• Question: How does the money spent on GM research in the UK compare to that spent on other new farming techniques?

    Asked by jetgirl to Andy, Cathie, Jules, Les, Ricarda on 5 Jul 2012.
    • Photo: Andy Stirling

      Andy Stirling answered on 5 Jul 2012:


      Thanks jetgirl! For me, this is another great question. And this is not just in terms of GM. It’s a key query more generally, how much money is going into supporting different kinds of technology? For instance, most people don’t realise that roughly one third of UK public support for research and development is in some way related to military or security applications. I wonder how much support for this there would be, if the country were to vote on the key research priorities on which such money should be spent?

      Things become especially tricky to answer, as we focus on more specific areas like GM – and when we include (as we should) the relatively large amounts of money being spent by commercial business. And we should also take account of how muc is being spent in the rest of the world, in order to judge where the UK might best make a distinctive contribution.

      There’s a huge amount of statistics out there on ‘research and development spend’ and it can get very complicated. But – as I know from quite a bit of research into this – the surprising bottom line is, that we cannot give a firm answer to your question – even in the narrow terms of the pattern of spending in UK public money.

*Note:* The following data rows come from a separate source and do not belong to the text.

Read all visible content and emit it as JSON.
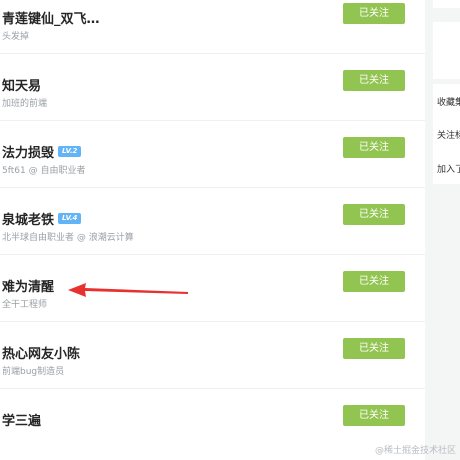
{
  "users": [
    {
      "name": "青莲键仙_双飞…",
      "desc": "头发掉",
      "level": "",
      "button": "已关注"
    },
    {
      "name": "知天易",
      "desc": "加班的前端",
      "level": "",
      "button": "已关注"
    },
    {
      "name": "法力损毁",
      "desc": "5ft61 @ 自由职业者",
      "level": "LV.2",
      "button": "已关注"
    },
    {
      "name": "泉城老铁",
      "desc": "北半球自由职业者 @ 浪潮云计算",
      "level": "LV.4",
      "button": "已关注"
    },
    {
      "name": "难为清醒",
      "desc": "全干工程师",
      "level": "",
      "button": "已关注"
    },
    {
      "name": "热心网友小陈",
      "desc": "前端bug制造员",
      "level": "",
      "button": "已关注"
    },
    {
      "name": "学三遍",
      "desc": "",
      "level": "",
      "button": "已关注"
    }
  ],
  "side_menu": [
    "收藏集",
    "关注标签",
    "加入了"
  ],
  "watermark": "@稀土掘金技术社区",
  "colors": {
    "follow_button": "#92c452",
    "badge": "#61b4f5",
    "arrow": "#e8312f"
  }
}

A similar picture is true elsewhere. How much the world spends on different technologies and why, is very opaque.

      It’s not just me saying this. I gave evidence to the House of Lords Select Committee on Science and Technology a couple of years back on exactly this point – including the question of how much is being spent on GM food compared to the other innovation strategies that folk have been discussing in this Forum (and that I listed in an earlier answer). The Select Committee agreed that it is actually not possible at the moment to say with any confidence, how much the UK is spending in any one specific area compared to any other.

      I think this problem illustrates very nicely a key general point I’ve tried to make several times in these discussions. This is, that questions like this over support for different innovation pathways is actually highly political – like the balance of spending on GM or marker assisted breeding, or conventional mutagenesis or open source or participatory breeding or ecological farming.

      Yet (unlike areas like health or welfare or education), we tend to think of science and technology as a relatively technical non-political matter. It tends to be seen as something for expert analysis, not policy debate. The problem here is not only that we don’t decide research issues democratically. We don’t even provide ourselves with the information that we need, in order to be responsible, deliberate and accountable about the choices of directions for research.

      So: the lack of clarity on how much of the UK research pie goes to GM, is just one instance of a bigger problem. But where the issues are as controversial and high stakes as they are on GM, it is especially problematic that these decisions are so closed.

    • Photo: Les Firbank

      Les Firbank answered on 6 Jul 2012:


      In the UK, the easiest way to get a strong career as an research scientist in a University is to publish a lot of research papers in the top journals, Nature or Science, with you as the main author and / or the one who put the idea together. This favours research on well focussed problems, in quite small teams, which works well for molecular biology (including GM, drug development etc). Research on other farming techniques takes more people and skills, takes longer. It’s not seen as ‘fundamental research’ that is seen as scientifically sexy by the top journals, and is not a subject that’s seen as popular by the very brightest students. It’s not surprising that agricultural research has declined in our Universities, and that a lot of key skills, like soil science, seem to be in decline.

      So turn the question round, If you wanted a career in science, would you choose to work on farming techniques, or some new area of cutting edge science, where career prospects may be so much brighter?